– W wyniku przeglądu efektów ekonomicznych inwestycji w instalację do wytwarzania kauczuków typu SSBR, uruchomionej w trzecim kwartale 2015 roku w Oświęcimiu, należy wskazać na istnienie ryzyka utraty wartości aktywów utworzonych w wyniku tej inwestycji – czytamy w komunikacie.
Spółka podjęła działania mające na celu określenie potencjalnej utraty wartości i poinformuje o wynikach tych działań w terminie do 15 listopada 2017 roku (tj. do publikacji raportu okresowego za III kw. 2017 r.).
W tym roku Synthos już raz przechodził podobną procedurę. Latem spółka przeprowadziła testy na utratę wartości aktywów nabytych w 2016 roku od grupy Ineos. Ostatecznie w skonsolidowanym sprawozdaniu finansowym za I półrocze 2017 r. Synthos uwzględnił odpis na kwotę 112 mln zł.

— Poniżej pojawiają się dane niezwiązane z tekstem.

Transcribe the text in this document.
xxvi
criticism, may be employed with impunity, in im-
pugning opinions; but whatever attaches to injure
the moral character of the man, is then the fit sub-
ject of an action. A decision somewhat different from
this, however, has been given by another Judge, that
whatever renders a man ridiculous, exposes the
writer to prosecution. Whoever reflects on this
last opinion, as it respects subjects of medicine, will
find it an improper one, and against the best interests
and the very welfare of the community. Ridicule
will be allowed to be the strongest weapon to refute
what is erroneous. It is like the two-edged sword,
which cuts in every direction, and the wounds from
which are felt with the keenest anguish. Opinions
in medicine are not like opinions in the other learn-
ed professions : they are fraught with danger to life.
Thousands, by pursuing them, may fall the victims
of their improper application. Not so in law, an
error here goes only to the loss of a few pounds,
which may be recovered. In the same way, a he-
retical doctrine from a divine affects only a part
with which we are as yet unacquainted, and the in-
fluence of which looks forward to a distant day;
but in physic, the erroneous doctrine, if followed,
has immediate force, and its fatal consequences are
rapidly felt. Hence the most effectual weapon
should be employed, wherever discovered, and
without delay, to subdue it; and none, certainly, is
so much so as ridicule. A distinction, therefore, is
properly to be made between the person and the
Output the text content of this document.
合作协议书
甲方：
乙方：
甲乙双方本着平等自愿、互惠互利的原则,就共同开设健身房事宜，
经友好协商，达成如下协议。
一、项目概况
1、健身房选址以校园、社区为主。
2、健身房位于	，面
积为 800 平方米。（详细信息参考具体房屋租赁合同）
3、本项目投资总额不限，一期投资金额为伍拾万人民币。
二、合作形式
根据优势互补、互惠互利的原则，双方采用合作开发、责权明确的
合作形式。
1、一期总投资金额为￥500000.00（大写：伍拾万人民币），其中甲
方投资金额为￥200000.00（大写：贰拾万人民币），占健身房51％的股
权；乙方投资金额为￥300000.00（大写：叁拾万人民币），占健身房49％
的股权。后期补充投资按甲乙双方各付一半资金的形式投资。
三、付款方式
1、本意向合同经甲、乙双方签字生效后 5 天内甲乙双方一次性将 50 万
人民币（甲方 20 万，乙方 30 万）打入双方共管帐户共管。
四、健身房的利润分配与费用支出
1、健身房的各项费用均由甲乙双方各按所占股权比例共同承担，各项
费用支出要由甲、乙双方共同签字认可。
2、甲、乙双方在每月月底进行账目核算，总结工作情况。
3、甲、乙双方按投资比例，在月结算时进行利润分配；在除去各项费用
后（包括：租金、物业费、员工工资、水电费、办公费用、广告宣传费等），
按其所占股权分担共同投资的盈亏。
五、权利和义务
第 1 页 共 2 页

Na forach internetowych inwestorzy sugerują, że czas ogłoszenia kolejnego testu na utratę wartości nie jest przypadkowy. Pod koniec października FTF Galleon kontrolowany przez Michała Sołowowa ogłosił wezwanie na brakujący pakiet akcji Synthosu, oferując po 4,78 zł za każdy walor. Kosztem 2,4 mld zł kielecki biznesmen chce wycofać się z ostatniego przyczółka na GPW. Zapisy ruszają dokładnie za tydzień (17 listopada) i potrwają do 18 grudnia. >> Dołącz do dyskusji na forumowym wątku dedykowanym akcjom Synthosu
Grupa kapitałowa Synthos jest czołowym producentem surowców chemicznych w Polsce i Europie. Jest notowana na GPW od 2004 r. Informacja o zamiarze przeprowadzenia kolejnego testu na utratę wartości aktywów nie spodobała się inwestorom. W piątek na otwarciu sesji kurs akcji Synthosu tracił 1,84 proc., a za jeden walor płacono 4,80 zł, czyli zaledwie 2 grosze więcej niż wynosi oferta w wezwaniu ogłoszonym przez wehikuł inwestycyjny Michała Sołowowa.